To provide both a granulate of good quality as well as a high reliability of the process, it must be ensured that the distance between the cutter and the surface of the cutting plate is as small and as uniform as possible. The cutter spindle which rotatably supports the cutter holder must have the most advantageous and essentially perpendicular alignment with respect to the surface of the cutting plate.
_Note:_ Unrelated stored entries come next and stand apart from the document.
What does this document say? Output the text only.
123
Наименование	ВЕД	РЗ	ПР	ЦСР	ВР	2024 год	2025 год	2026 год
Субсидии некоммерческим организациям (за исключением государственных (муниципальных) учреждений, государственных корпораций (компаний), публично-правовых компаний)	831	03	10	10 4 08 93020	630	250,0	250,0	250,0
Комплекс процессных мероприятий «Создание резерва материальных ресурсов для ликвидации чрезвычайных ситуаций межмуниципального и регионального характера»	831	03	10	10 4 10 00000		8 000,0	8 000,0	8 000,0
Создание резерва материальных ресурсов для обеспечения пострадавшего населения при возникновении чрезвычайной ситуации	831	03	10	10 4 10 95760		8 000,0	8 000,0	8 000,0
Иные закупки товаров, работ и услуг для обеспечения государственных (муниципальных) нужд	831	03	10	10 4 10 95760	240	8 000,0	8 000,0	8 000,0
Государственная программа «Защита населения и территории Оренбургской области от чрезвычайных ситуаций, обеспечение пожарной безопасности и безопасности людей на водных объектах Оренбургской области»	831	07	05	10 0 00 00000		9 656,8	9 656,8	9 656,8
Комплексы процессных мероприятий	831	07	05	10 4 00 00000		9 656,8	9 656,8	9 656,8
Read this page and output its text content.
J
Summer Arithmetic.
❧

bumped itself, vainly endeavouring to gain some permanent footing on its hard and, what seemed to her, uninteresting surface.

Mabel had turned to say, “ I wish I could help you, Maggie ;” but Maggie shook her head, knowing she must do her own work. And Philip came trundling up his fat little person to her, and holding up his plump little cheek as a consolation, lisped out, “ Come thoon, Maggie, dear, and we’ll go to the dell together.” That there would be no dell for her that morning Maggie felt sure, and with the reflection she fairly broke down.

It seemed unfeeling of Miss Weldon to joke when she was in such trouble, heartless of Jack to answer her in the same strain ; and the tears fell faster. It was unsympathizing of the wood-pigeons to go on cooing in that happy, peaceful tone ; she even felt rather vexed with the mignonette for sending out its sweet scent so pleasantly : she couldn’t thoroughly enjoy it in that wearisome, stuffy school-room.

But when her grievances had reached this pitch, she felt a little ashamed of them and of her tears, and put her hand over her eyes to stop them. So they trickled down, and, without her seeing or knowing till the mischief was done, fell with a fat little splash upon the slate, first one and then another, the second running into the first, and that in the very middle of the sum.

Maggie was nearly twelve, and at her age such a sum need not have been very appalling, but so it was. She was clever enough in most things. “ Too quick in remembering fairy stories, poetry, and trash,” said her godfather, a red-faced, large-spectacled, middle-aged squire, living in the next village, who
These requirements become even more important with increasing facility size and hence also the increase in the diameter of the circular holes in the cutting plate. Poor alignment can quickly cause at least in certain regions an overly large cutting gap. For example, with poor alignment the cutters may contact the cutting plate, for example, in a region of the circumference of the traversed arc, which may cause uneven wear, whereas a larger gap is created in another region, resulting in poor quality of the granulate. In addition, in particular with high throughput, each idle time represents a significant economic loss, because each facility which processes, for example, 50 t/h, produces daily about 1,200,000 kg polymer granulate. Such granulate facility includes generally at least one extruder, at least one granulator, and downstream devices for further processing of the granulate.
Until now, the cutter spindle position was measured with the granulator at rest and manually corrected through adjustment of support threads. For example, one side of the cutting chamber, in which the cutter holder including the cutters is rotatably received in front of the cutting plate, was opened to correct the alignment. The measurement accuracy is here in a range of 0.01 mm, so that the alignment accuracy is also in that order of magnitude, but maybe generally greater, for example in a range of 0.03 mm.
However, this alignment is not performed during operation, but when the granulator is at rest. However, disturbances occur during operation, for example extreme temperature differences between the cutting plate, which can have a temperature in excess of 200° C., and the cutting space, which must have a temperature so that the produced granulate quickly cools down and solidifies. In particular, with submerged granulators, where water flows through the cutting space, the temperatures in the cutting space are frequently less than 50° C. In addition, the water pressure also affects the alignment. Due to these disturbances, which may cause, for example, elastic deformations and differences in the thermal expansion of individual components of more than 0.01 mm, the adjustment accuracy is additionally reduced. Keeping in mind that the maximally allowed cutting gap, where adequate quality can be assured, is about 0.1 mm, it can be readily seen that it is very difficult to maintain a constant cutting gap across the entire cutting plate.
To solve this problem and to guarantee a constant end particularly minimum cutting gap, a gimbal mount of the cutting head with constant contact pressure is frequently employed. This means that there is contact between the cutters and the cutting plate and a contact pressure is constantly applied, causing premature wear of the cutters.